Pertanto la pretesa “inesattezza” della motivazione del recesso, di per sé, non avrebbe potuto determinare l’ingiustificatezza del licenziamento e, quindi, l’accoglimento della domanda.

5. Il terzo mezzo denuncia: “violazione e falsa applicazione degli artt. 414 e 437 c.p.c., in relazione all’art. 360 c.p.c., comma 1, nn. 3 e 4, per avere erroneamente affermato che nel ricorso di primo grado non era stato mai dedotto l’obbligo della Banca di ricercare posti disponibili in tutta l’azienda per ricollocare il ricorrente, sicché il relativo motivo di appello era inammissibile in quanto trattava una questione nuova”.

Si deduce che “nel ricorso introduttivo di primo grado era citato per tre volte l’obbligo della Banca di ricollocare il ricorrente”, per cui non si sarebbe verificata alcuna preclusione.

6. Il motivo non merita accoglimento per le ragioni già esposte al paragrafo 2, in quanto attiene all’interpretazione dei confini della domanda giudiziale di competenza del giudice del merito.

7. Ne consegue l’inammissibilità del quarto motivo, con cui si denuncia ancora violazione e falsa applicazione dell’art. 53 della contrattazione collettiva applicabile ad opera della sentenza impugnata, “per avere erroneamente affermato che l’obbligo di repechage per il licenziamento del dirigente deriva dal principio di correttezza e buona fede trascurando la motivazione del licenziamento”.

Infatti il rigetto del motivo che precede determina che la statuizione della Corte territoriale, con cui è stata ritenuta “inammissibile la doglianza dell’appellante” contenuta nel terzo motivo di gravame, ha resistito al vaglio di legittimità e la pronuncia processuale della Corte di Appello preclude ogni esame della questione di merito.

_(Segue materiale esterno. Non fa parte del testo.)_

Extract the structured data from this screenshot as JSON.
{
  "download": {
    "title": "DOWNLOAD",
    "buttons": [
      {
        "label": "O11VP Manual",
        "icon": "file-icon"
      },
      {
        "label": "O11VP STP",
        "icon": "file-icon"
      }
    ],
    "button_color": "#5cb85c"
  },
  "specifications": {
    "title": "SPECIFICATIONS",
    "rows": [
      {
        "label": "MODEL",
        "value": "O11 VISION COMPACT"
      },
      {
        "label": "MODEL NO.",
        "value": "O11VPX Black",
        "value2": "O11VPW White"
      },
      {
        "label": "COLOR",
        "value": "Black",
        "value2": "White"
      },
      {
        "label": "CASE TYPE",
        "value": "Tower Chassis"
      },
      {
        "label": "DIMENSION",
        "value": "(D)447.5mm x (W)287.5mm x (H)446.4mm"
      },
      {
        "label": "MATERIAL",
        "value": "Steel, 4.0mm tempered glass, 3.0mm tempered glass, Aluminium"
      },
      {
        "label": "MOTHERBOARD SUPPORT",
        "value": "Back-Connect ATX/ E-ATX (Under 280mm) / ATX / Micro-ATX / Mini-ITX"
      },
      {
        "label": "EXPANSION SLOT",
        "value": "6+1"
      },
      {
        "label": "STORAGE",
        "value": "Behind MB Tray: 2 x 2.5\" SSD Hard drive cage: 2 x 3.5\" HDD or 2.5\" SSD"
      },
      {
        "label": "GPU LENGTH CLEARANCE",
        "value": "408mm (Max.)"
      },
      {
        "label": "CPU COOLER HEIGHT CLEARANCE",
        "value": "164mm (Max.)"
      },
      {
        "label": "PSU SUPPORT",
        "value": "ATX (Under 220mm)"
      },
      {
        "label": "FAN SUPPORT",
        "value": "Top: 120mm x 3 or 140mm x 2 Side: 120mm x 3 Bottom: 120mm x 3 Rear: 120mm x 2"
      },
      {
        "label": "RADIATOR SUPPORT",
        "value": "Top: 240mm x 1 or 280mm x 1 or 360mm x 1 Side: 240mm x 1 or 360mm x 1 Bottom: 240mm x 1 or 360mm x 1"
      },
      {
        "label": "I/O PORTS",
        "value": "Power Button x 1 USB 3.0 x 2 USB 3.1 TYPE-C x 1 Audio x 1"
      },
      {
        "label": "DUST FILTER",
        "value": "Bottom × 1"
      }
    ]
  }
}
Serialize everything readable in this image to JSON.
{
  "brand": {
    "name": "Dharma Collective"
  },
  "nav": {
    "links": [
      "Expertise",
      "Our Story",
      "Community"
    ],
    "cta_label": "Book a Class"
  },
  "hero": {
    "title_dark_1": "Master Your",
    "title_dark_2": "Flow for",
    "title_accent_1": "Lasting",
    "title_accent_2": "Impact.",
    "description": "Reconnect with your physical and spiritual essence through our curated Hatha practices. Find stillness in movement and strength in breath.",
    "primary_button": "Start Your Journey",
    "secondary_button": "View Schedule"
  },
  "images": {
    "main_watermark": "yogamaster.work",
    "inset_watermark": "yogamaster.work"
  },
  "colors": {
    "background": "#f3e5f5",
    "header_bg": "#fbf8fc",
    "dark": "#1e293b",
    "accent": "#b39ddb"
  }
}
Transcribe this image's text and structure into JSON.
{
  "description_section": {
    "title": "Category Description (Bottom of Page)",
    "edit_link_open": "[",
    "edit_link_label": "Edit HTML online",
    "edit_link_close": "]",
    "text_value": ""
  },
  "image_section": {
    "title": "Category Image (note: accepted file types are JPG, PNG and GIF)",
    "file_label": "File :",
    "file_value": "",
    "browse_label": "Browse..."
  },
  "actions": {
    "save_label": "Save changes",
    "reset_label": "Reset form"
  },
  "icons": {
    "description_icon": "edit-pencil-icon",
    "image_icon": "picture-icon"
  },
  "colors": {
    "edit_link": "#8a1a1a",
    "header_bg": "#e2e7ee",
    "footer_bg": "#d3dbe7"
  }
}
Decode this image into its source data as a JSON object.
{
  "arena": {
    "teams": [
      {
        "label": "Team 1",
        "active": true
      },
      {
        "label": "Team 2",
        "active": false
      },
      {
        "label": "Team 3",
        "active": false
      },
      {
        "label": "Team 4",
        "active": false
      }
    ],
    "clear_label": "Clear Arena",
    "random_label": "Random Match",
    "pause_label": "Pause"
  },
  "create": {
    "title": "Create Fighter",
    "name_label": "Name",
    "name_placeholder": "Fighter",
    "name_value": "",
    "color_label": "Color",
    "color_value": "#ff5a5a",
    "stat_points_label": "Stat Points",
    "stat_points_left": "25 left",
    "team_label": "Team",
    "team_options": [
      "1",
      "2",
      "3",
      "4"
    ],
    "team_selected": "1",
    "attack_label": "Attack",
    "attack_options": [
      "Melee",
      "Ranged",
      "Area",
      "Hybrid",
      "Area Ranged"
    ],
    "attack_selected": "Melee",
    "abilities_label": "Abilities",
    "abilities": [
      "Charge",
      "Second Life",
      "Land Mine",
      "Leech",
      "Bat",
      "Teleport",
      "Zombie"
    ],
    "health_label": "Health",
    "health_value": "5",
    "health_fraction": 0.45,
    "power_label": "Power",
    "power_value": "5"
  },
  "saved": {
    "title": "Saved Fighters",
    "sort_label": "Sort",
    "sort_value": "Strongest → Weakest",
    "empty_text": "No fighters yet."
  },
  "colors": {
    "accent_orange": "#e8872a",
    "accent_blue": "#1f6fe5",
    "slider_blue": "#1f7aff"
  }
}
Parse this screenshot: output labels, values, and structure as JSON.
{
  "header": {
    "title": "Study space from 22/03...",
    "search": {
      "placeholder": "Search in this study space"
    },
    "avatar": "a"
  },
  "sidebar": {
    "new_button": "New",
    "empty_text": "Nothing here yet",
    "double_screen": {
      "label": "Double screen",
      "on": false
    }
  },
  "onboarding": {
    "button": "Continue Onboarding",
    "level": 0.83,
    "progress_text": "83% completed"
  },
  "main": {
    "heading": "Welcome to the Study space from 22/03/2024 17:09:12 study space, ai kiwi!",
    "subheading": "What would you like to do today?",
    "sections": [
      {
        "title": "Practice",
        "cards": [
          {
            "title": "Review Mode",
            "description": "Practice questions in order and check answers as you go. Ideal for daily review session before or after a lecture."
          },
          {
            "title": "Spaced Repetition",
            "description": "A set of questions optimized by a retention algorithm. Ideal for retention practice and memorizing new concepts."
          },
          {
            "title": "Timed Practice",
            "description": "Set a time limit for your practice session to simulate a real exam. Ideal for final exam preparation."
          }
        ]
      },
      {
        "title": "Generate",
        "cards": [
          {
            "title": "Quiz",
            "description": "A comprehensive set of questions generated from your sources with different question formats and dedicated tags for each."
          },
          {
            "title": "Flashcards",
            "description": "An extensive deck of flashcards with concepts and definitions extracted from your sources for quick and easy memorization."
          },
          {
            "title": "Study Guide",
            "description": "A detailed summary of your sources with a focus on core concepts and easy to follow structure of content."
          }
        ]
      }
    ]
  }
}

8. Conclusivamente il ricorso deve essere respinto, con spese liquidate secondo il regime della soccombenza.

Ai sensi del D.P.R. n. 115 del 2002, art. 13, comma 1 quater, nel testo introdotto dalla L. n. 228 del 2012, art. 1, comma 17, occorre dare atto della sussistenza dei presupposti processuali per il versamento, da parte del ricorrente, dell’ulteriore importo a titolo di contributo unificato, pari a quello, ove dovuto, per il ricorso, a norma dello stesso art. 13, comma 1 bis (cfr. Cass. SS.UU. n. 4315 del 2020).

PQM

La Corte rigetta il ricorso e condanna parte ricorrente al pagamento delle spese liquidate in Euro 4.500,00, oltre Euro 200,00 per esborsi, accessori secondo legge e spese generali al 15%.

Ai sensi del D.P.R. n. 115 del 2002, art. 13, comma 1 quater, nel testo introdotto dalla L. n. 228 del 2012, art. 1, comma 17, dà atto della sussistenza dei presupposti processuali per il versamento, da parte del ricorrente, dell’ulteriore importo a titolo di contributo unificato, pari a quello, ove dovuto, per il ricorso, a norma dello stesso art. 13, comma 1 bis.

Così deciso in Roma, nella camera di consiglio, il 17 dicembre 2020.